Revisions to Boca building reinspections
Boca Raton may have to revise its reinspection program for older buildings.
Two months after the June 2021 condo collapse in Surfside, Boca Raton became the first city in Florida to adopt such a program. Local governments always had the option, but only Broward and Miami-Dade counties acted on it. And those requirements kicked in only after 40 years.
Boca Raton required reinspections of buildings that were at least 30 years old and three stories—or 50 feet tall—with single-family homes and duplexes exempted. The city adopted a four-stage schedule for those inspections, beginning along the coast and moving west, to be completed in May 2024.
In May, the Legislature enacted a law that also has that 30-year threshold. For buildings within three miles of the coast, however, the requirement kicks in at 25 years.
Mayor Scott Singer noted that the state law does not preempt local rules, perhaps because there were so few. But he said that 25-year standard may require the city to adjust its schedule in a way that conforms with the state law.
When we spoke, Singer said the legal department was analyzing the issue. He predicted that staff would bring the issue to the council in a workshop meeting this summer. The last meeting before Labor Day is next month.
Boca sets new property tax rate
Also at that Tuesday meeting, council members set Boca Raton’s property tax rate for next year.
Combining the levies for the operating budget and debt service, the rate will be $3.6784 for every $1,000 of assessed value. That’s about $1,800 for a home assessed at $500,000. City Manager Leif Ahnell said it would represent a “tiny” decrease from this year. Tiny indeed. The drop would be one ten-thousandth of a percentage point.
As I have noted repeatedly, though, most property owners will pay more because values have increased during the pandemic boom in Palm Beach County. But the city did keep the rate steady despite high inflation.
Ahnell also said the annual fire fee will increase $10, to $155, for homeowners. The increase will be higher for commercial property. Budget hearings take place in September.
Inflation’s local effect
Speaking of inflation, here’s another number to show how rising prices have affected local governments. City Manager Terrence Moore asked this month for an extra $400,000 in the budget just to cover the higher cost of fuel.
Rates increase for Delray trash collection
Delray Beach residents won’t be able to enjoy artificially low trash collection rates much longer.

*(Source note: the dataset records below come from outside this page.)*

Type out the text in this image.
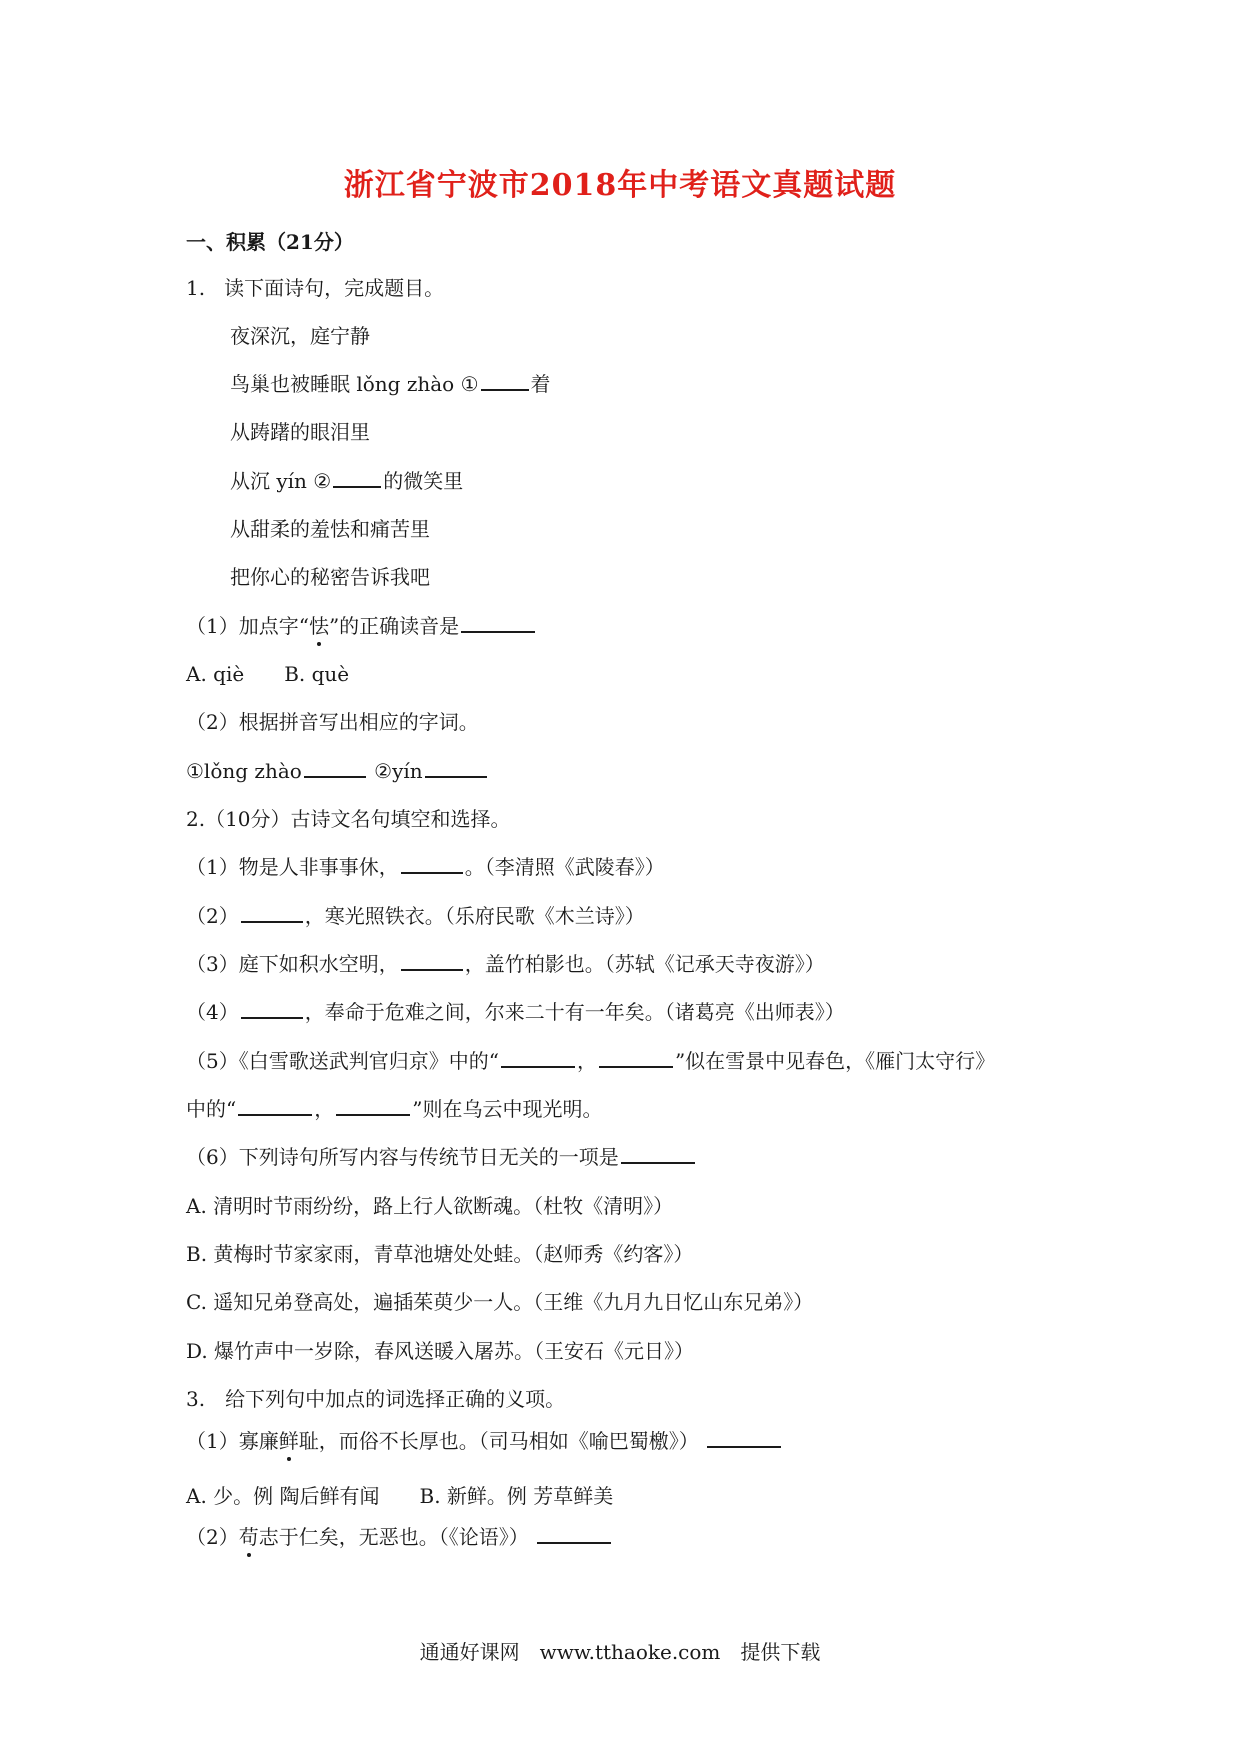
浙江省宁波市2018年中考语文真题试题
一、积累（21分）
1. 读下面诗句，完成题目。
夜深沉，庭宁静
鸟巢也被睡眠 lǒng zhào ①	着
从踌躇的眼泪里
从沉 yín ②	的微笑里
从甜柔的羞怯和痛苦里
把你心的秘密告诉我吧
（1）加点字“怯”的正确读音是
A. qiè　　B. què
（2）根据拼音写出相应的字词。
①lǒng zhào	②yín
2.（10分）古诗文名句填空和选择。
（1）物是人非事事休，	。（李清照《武陵春》）
（2）	，寒光照铁衣。（乐府民歌《木兰诗》）
（3）庭下如积水空明，	，盖竹柏影也。（苏轼《记承天寺夜游》）
（4）	，奉命于危难之间，尔来二十有一年矣。（诸葛亮《出师表》）
（5）《白雪歌送武判官归京》中的“	，	”似在雪景中见春色，《雁门太守行》
中的“	，	”则在乌云中现光明。
（6）下列诗句所写内容与传统节日无关的一项是
A. 清明时节雨纷纷，路上行人欲断魂。（杜牧《清明》）
B. 黄梅时节家家雨，青草池塘处处蛙。（赵师秀《约客》）
C. 遥知兄弟登高处，遍插茱萸少一人。（王维《九月九日忆山东兄弟》）
D. 爆竹声中一岁除，春风送暖入屠苏。（王安石《元日》）
3.　给下列句中加点的词选择正确的义项。
（1）寡廉鲜耻，而俗不长厚也。（司马相如《喻巴蜀檄》）
A. 少。例 陶后鲜有闻　　B. 新鲜。例 芳草鲜美
（2）苟志于仁矣，无恶也。（《论语》）
通通好课网　www.tthaoke.com　提供下载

Last week, the city commission extended service with current hauler Waste Management through September of next year. Monthly rates will rise from roughly $11 to $13 and then closer to $20 as the extension ends. In August, the city will seek bidders for a new contract that would start Oct. 1 of next year.
“Rates will go up” under the new agreement, said City Commissioner Ryan Boylston. Southern Waste Systems, the original company, “low-balled” to get the contract. Then Waste Management bought the company.

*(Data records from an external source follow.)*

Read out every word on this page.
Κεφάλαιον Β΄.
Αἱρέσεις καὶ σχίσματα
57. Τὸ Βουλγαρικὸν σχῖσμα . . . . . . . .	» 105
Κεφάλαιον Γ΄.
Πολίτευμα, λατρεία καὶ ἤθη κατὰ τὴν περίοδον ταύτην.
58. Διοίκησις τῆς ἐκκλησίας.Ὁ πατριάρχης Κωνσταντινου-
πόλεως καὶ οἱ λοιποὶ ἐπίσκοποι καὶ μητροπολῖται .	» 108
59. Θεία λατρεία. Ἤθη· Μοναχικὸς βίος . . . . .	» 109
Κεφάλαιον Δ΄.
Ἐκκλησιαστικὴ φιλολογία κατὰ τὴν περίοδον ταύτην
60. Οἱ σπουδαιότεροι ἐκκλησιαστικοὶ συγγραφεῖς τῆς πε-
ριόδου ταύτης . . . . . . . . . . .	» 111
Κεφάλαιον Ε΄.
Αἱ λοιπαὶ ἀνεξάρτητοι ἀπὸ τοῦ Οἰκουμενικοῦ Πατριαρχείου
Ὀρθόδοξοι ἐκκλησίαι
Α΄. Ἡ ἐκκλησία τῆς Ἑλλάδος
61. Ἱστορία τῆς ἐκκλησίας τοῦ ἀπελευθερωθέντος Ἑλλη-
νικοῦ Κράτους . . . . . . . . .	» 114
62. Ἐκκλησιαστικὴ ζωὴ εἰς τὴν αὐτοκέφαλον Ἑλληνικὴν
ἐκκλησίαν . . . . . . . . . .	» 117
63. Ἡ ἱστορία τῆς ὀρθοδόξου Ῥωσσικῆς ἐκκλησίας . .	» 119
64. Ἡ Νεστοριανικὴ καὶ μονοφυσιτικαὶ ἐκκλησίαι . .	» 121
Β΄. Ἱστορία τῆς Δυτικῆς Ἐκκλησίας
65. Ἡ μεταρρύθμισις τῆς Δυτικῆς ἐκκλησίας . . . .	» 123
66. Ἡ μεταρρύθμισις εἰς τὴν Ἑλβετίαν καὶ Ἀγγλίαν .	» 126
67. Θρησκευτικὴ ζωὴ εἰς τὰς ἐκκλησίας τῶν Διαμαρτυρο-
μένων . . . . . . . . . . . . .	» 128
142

Especially as inflation rose, Waste Management considered the monthly rate too low and asked to end the contract. A dispute over that termination went to mediation, out of which came the compromise to keep providing service through this year at progressively higher rates.
Boylston said rates countywide average between $18 and $20. He expects several bidders, with Waste Management likely being one of them. The deal to continue service will give the city more time to negotiate a contract and ensure debris removal if tropical weather hits.
Council unanimously approves new Boca ALF
I wrote Tuesday about the 201-bed senior living facility proposed for the north end of Boca Raton on Congress Avenue. The city council approved it unanimously Tuesday night. No one spoke against it.
Boca Parks and Rec loses director
Boca Raton Parks and Recreation Director Michael Kalvort is no longer on the job, and the city isn’t saying why. A spokeswoman said the city is “transitioning through a change in leadership.” The department is one of the city’s largest.